A decade ago, Fauci was arguing for a shift toward more advanced production methods, using cells and recombinant DNA technology, when he told a House committee, “We have heard a bit about egg-based cultures. These are tried and true and have served us well. But they have little surge capacity and there is a risk in them, as we have seen what happened with the contamination in the Chiron plant.”

A month later, Congress gave the Bush administration its requested $100 million for bolstering flu vaccine production, including purchases of vaccine as part of an appropriations law. In 2005, when a worrisome form of H5N1 avian flu emerged, Congress provided about $6 billion for the avian and pandemic flu efforts. A tough 2009 flu season paved the way for the appropriation of another approximately $6 billion the following year for vaccines, tests and medical surveillance tools that would be needed in the case of a pandemic.

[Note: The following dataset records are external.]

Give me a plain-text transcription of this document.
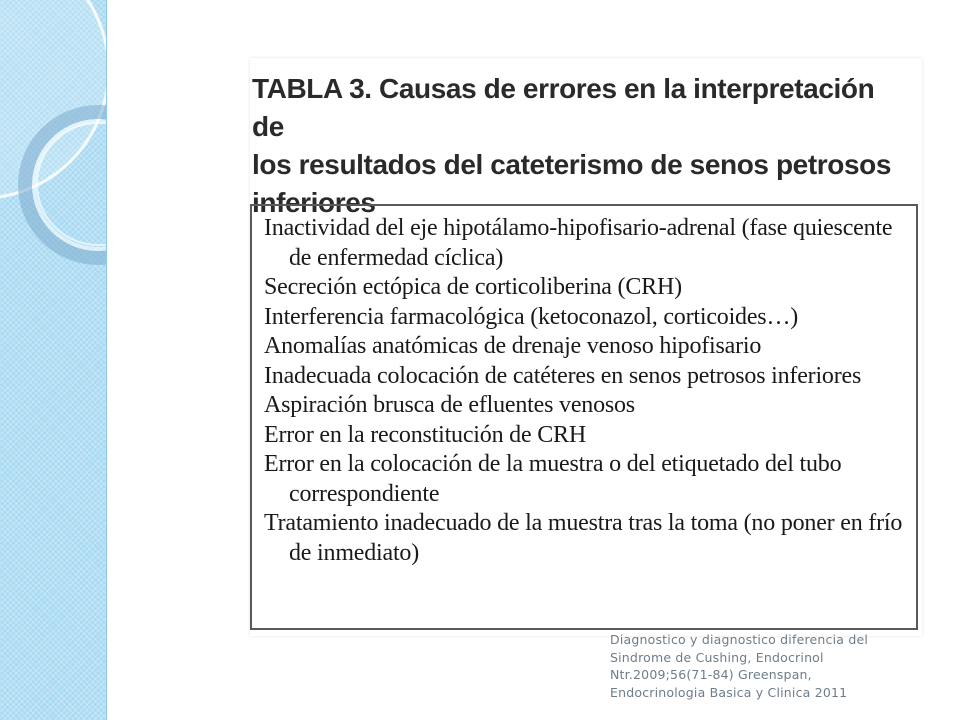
TABLA 3. Causas de errores en la interpretación de
los resultados del cateterismo de senos petrosos
inferiores
Inactividad del eje hipotálamo-hipofisario-adrenal (fase quiescente de enfermedad cíclica)
Secreción ectópica de corticoliberina (CRH)
Interferencia farmacológica (ketoconazol, corticoides…)
Anomalías anatómicas de drenaje venoso hipofisario
Inadecuada colocación de catéteres en senos petrosos inferiores
Aspiración brusca de efluentes venosos
Error en la reconstitución de CRH
Error en la colocación de la muestra o del etiquetado del tubo correspondiente
Tratamiento inadecuado de la muestra tras la toma (no poner en frío de inmediato)

Diagnostico y diagnostico diferencia del
Sindrome de Cushing, Endocrinol
Ntr.2009;56(71-84) Greenspan,
Endocrinologia Basica y Clinica 2011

These funds reinvigorated what had been a scientific backwater for influenza research.


New Technology

The flu shots available for 2014-15 include breakthrough products developed by companies in partnership with the Department of Health and Human Services. Protein Sciences Corp.’s Flublok, approved last year, is the world’s first flu shot made through the genetic engineering known as recombinant technology. Novartis AG’s Flucelvax, approved in 2012, is grown in cell cultures.

These more flexible manufacturing approaches are at the heart of a more than $400 million federal effort to work with industry to develop three centers designed to rapidly make new vaccines in case of a pandemic. With target dates staggered between 2017 and 2020, each of these centers is intended to be capable of producing 50 million doses of vaccine within four months of receiving a pandemic strain sample, with the first doses made available to HHS within 12 weeks, according to a GAO report. Such efforts may aid rapid production of an Ebola vaccine if one is developed, Crosse said.

Richard Hamburg, deputy director at the Trust for America’s Health, where he has helped with a campaign that calls for a national infrastructure that could fight a flu pandemic, said lawmakers have responded well overall once they saw a need to draw private companies into the field of influenza.

“Domestic capacity was limited and vulnerable” a decade ago, Hamburg said. “The strides that have been made can definitely be tracked to the large congressional investments.”